The asteroid was first discovered at an observatory in La Palma, in the Canary Islands, Spain, in late February 2023.

“As of March 16, 2023, there were only 31 observations of the new asteroid’s orbit spanning 1.9854 days,” EarthySky notes. “New observations will better define the space rock’s orbit and should allow scientists to get a more precise estimate of its size, which could be between 173 and 393 feet (53 and 120 meters) in diameter.”

2023 DZ2 is classified as a NEO (Near Earth Object), and it orbits the sun every 3.25 years.

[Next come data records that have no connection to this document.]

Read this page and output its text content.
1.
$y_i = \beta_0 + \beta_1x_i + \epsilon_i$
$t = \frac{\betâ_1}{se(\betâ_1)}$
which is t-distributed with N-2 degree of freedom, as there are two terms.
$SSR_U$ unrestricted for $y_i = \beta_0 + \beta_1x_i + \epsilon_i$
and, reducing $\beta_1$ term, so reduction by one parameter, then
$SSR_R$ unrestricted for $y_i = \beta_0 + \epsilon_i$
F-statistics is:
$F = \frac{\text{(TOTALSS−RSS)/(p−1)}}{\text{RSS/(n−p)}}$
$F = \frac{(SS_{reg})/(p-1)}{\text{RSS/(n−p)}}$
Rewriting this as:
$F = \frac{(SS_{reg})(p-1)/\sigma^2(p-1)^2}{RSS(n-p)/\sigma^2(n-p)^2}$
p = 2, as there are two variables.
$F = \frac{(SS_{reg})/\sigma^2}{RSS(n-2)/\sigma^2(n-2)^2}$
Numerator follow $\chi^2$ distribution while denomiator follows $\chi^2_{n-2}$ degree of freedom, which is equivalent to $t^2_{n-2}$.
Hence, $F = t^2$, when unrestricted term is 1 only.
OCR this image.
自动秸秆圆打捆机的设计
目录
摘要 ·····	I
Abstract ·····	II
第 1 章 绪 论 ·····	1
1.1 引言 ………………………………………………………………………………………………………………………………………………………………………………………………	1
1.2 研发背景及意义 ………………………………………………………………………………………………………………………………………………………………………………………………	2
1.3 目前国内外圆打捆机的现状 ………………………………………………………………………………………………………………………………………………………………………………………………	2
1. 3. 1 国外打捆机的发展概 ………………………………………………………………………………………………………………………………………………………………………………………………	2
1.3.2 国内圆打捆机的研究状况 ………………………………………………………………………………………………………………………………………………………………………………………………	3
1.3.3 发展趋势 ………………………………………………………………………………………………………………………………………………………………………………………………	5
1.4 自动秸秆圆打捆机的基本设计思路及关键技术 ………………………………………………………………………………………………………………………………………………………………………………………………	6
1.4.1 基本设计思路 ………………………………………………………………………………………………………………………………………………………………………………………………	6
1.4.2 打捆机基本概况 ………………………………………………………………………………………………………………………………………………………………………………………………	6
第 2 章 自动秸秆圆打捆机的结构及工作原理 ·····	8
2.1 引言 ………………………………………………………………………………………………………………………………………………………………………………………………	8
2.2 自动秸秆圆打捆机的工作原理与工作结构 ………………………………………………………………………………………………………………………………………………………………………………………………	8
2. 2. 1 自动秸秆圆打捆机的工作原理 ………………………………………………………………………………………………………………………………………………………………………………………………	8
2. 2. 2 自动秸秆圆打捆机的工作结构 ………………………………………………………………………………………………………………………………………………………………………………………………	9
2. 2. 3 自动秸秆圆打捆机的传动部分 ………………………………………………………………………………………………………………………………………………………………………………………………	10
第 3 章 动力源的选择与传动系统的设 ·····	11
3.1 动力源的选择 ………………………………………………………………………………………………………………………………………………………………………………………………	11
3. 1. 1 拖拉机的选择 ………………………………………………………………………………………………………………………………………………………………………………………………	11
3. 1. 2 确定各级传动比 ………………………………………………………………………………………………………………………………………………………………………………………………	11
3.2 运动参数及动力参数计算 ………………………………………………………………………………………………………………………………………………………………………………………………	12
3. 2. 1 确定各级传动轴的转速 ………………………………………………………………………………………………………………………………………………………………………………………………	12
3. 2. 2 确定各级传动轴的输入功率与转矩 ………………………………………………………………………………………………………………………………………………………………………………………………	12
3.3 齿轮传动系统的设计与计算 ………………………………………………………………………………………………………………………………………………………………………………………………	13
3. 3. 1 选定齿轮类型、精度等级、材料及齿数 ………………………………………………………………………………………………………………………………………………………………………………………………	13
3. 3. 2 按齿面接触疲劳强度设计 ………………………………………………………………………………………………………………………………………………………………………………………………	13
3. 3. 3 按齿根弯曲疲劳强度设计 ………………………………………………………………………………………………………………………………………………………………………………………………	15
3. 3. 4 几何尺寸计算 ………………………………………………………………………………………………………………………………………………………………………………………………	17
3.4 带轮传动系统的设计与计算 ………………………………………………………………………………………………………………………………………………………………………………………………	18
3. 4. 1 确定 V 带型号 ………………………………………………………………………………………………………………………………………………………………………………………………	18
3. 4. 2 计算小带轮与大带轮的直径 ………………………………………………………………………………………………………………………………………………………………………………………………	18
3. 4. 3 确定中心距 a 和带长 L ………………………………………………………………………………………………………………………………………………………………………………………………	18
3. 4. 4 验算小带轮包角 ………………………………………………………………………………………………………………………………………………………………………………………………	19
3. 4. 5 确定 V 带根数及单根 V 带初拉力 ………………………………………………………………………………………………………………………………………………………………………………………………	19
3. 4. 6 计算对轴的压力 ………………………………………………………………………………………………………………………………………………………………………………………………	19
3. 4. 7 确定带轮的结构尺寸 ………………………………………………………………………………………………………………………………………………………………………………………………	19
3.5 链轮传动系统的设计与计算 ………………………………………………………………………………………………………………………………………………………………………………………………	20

EarthSky suggests the best time to watch the asteroid pass by Earth from the Northern Hemisphere is early in the night on March 24, 2023.

How can I watch the asteroid flying by Earth with the kids?

For families who are pretty familiar with the constellations, the new asteroid will be “east of the constellations Orion, Canis Major, and Canis Minor,” EarthySky notes.

You can visit Stellarium online to get a better timeframe for when you can best view the asteroid based on where you live, and to get diagrams of the sky to figure out where to tune your eyes.

“On the night of March 24, 2023, you might be able to see the space rock’s motion in real-time through a telescope,” EarthSky explains.

Looking through a telescope, the asteroid will appear like a “slow-moving star” that passes by the stars in the sky that aren’t moving.

Happy stargazing — or in this case, asteroid-gazing!